Bayesian Approach to the Philosophy of Science

Bayes’s Theorem: P(h/e) = P(h) · P(e/h)

P(e)

·  P(h/e): the (posterior) probability of hypothesis h in light of the evidence e

·  P(h): the (prior) probability of h in the absence of the evidence e

·  P(e/h): the probability of the evidence e assuming that h is correct

·  P(e): the probability of e in the absence of any assumption regarding the truth of h

Features of Bayes’s Theorem

1.  is a mathematical theorem provable from the basic laws of probability

2.  enables us to assign non-zero probabilities to well-confirmed theories

3.  enables us to update probabilities of hypotheses in light of new evidence

Objective vs. Subjective Bayesianism

·  Objective Bayesianism: The probabilities are the probabilities that rational individuals ought to assign in light of the objective facts.

o  problem—Where does the initial prior probability P(h) come from?

·  Subjective Bayesianism: The probabilities represent subjective degrees of belief.

o  Even if the initial prior probabilities P(h) are different for different individuals, the posterior probabilities P(h/e) will tend to converge. (pp. 180-181)

Implications of Subjective Bayesianism:

1.  Repeating an experiment under the same circumstances does not confirm a theory to as high a degree as the original experiment did.

2.  Experimental confirmations of a research program (Lakatos) are more important than apparent falsifications of the program.

3.  The Duhem-Quine problem is solved by feeding in the appropriate prior probabilities, calculating the posterior probabilities, and dropping assumptions when their probabilities become too low.

4.  A theory is better confirmed by various kinds of evidence than by evidence of a particular kind.

5.  Evidence that is used to construct a theory can sometimes legitimately be used as evidence supporting that theory.

6.  The main reason that ad hoc hypotheses should be rejected is that Bayesian posterior probability calculations show that they are implausible—even when they are independently testable.

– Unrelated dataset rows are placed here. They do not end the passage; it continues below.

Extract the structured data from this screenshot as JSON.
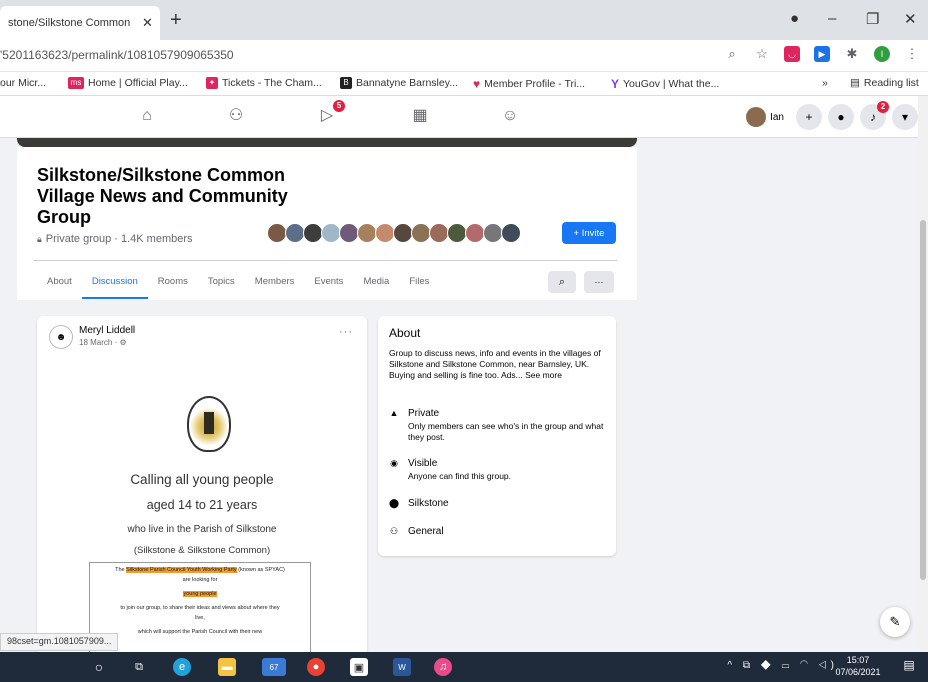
{
  "browser": {
    "tab_title": "stone/Silkstone Common",
    "tab_close": "✕",
    "new_tab": "+",
    "url": "'5201163623/permalink/1081057909065350",
    "window_controls": [
      "–",
      "❐",
      "✕"
    ],
    "bookmarks": [
      {
        "label": "our Micr...",
        "icon": ""
      },
      {
        "label": "Home | Official Play...",
        "icon": "ms",
        "color": "#e0245e"
      },
      {
        "label": "Tickets - The Cham...",
        "icon": "✦",
        "color": "#e0245e"
      },
      {
        "label": "Bannatyne Barnsley...",
        "icon": "B",
        "color": "#222222"
      },
      {
        "label": "Member Profile - Tri...",
        "icon": "♥",
        "color": "#e0245e"
      },
      {
        "label": "YouGov | What the...",
        "icon": "Y",
        "color": "#7b3fe4"
      }
    ],
    "bookmarks_more": "»",
    "reading_list": "Reading list"
  },
  "fbnav": {
    "notif_count": "5",
    "profile_name": "Ian",
    "bell_count": "2"
  },
  "group": {
    "title": "Silkstone/Silkstone Common Village News and Community Group",
    "meta": "Private group · 1.4K members",
    "invite_label": "+ Invite",
    "tabs": [
      "About",
      "Discussion",
      "Rooms",
      "Topics",
      "Members",
      "Events",
      "Media",
      "Files"
    ],
    "more_label": "···"
  },
  "post": {
    "author": "Meryl Liddell",
    "date": "18 March · ⚙",
    "more": "···",
    "line1": "Calling all young people",
    "line2": "aged 14 to 21 years",
    "line3": "who live in the Parish of Silkstone",
    "line4": "(Silkstone & Silkstone Common)",
    "doc": {
      "l1_pre": "The",
      "l1_hl": "Silkstone Parish Council Youth Working Party",
      "l1_post": "(known as SPYAC)",
      "l2": "are looking for",
      "l3_hl": "young people",
      "l4": "to join our group, to share their ideas and views about where they",
      "l5": "live,",
      "l6": "which will support the Parish Council with their new"
    }
  },
  "about": {
    "title": "About",
    "desc": "Group to discuss news, info and events in the villages of Silkstone and Silkstone Common, near Barnsley, UK. Buying and selling is fine too. Ads... See more",
    "private_label": "Private",
    "private_sub": "Only members can see who's in the group and what they post.",
    "visible_label": "Visible",
    "visible_sub": "Anyone can find this group.",
    "location": "Silkstone",
    "category": "General"
  },
  "status_url": "98cset=gm.1081057909...",
  "taskbar": {
    "time": "15:07",
    "date": "07/06/2021",
    "mail_count": "67"
  },
  "colors": {
    "fb_blue": "#1877f2",
    "highlight": "#f39a2b"
  }
}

Objections to Subjective Bayesianism:

1.  Since there is no appeal beyond one’s initial (subjective) prior probabilities, some scientific disputes may not be rationally resolvable. (p. 188)

2.  Since there is no appeal beyond one’s initial (subjective) prior probabilities, it is possible for a scientist to believe a theory so strongly that no evidence could ever force him/her to abandon the theory. (pp. 189-190)

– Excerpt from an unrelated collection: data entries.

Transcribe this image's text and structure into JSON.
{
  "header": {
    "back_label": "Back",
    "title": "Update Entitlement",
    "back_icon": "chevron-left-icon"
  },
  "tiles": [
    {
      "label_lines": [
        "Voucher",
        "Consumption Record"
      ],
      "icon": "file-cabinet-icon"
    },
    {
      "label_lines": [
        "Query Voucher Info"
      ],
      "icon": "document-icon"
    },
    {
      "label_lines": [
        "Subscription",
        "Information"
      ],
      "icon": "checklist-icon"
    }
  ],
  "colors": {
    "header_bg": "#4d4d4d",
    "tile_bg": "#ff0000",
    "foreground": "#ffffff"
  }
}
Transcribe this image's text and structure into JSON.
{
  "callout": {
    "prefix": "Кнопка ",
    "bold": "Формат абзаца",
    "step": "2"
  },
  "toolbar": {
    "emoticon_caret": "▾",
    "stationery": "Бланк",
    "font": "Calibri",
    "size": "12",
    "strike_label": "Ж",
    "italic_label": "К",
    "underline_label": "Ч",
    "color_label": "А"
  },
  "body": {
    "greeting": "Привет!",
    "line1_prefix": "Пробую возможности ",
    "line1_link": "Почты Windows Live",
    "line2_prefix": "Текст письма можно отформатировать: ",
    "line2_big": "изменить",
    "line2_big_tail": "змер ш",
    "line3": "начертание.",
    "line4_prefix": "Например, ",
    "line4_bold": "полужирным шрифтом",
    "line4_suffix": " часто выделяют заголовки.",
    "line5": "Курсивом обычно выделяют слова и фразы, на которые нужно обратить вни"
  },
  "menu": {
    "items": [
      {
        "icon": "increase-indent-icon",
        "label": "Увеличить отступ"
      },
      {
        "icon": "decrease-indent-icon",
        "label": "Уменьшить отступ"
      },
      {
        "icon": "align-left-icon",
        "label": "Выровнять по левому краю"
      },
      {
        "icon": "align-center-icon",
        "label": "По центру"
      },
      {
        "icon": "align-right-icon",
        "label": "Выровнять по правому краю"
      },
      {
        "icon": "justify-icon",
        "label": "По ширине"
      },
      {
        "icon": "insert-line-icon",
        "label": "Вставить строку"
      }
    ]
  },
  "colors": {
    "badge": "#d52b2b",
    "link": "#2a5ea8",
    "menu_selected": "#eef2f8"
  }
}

3.  The idea that whether a particular scientific theory represents “progress” in science depends on our access to private degrees of belief is “implausible.” (p. 189)

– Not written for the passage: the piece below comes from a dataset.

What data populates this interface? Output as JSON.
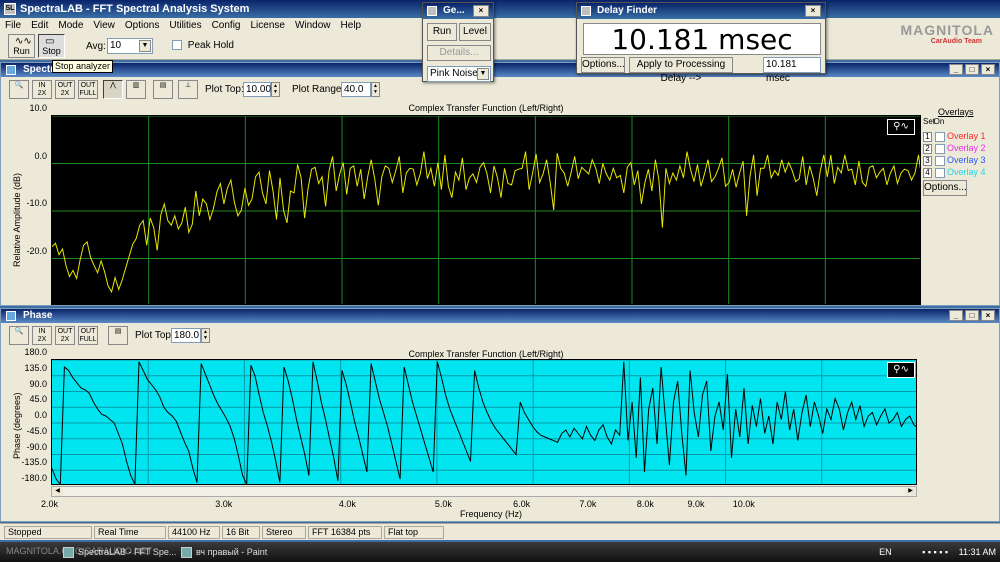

4.  Since much scientific research is collaborative, it is unclear whose private degrees of belief are relevant in determining how “progressive” the research is. (p. 189)

5.  When the evidence predates the theory, it may be necessary to assign counterfactual degrees of belief in order to measure the prior probabilities and calculate the posterior probabilities. (pp. 190-191)

6.  Subjective Bayesianism makes no provision for evaluating evidence, experimental technique, and other nuts-and-bolts considerations.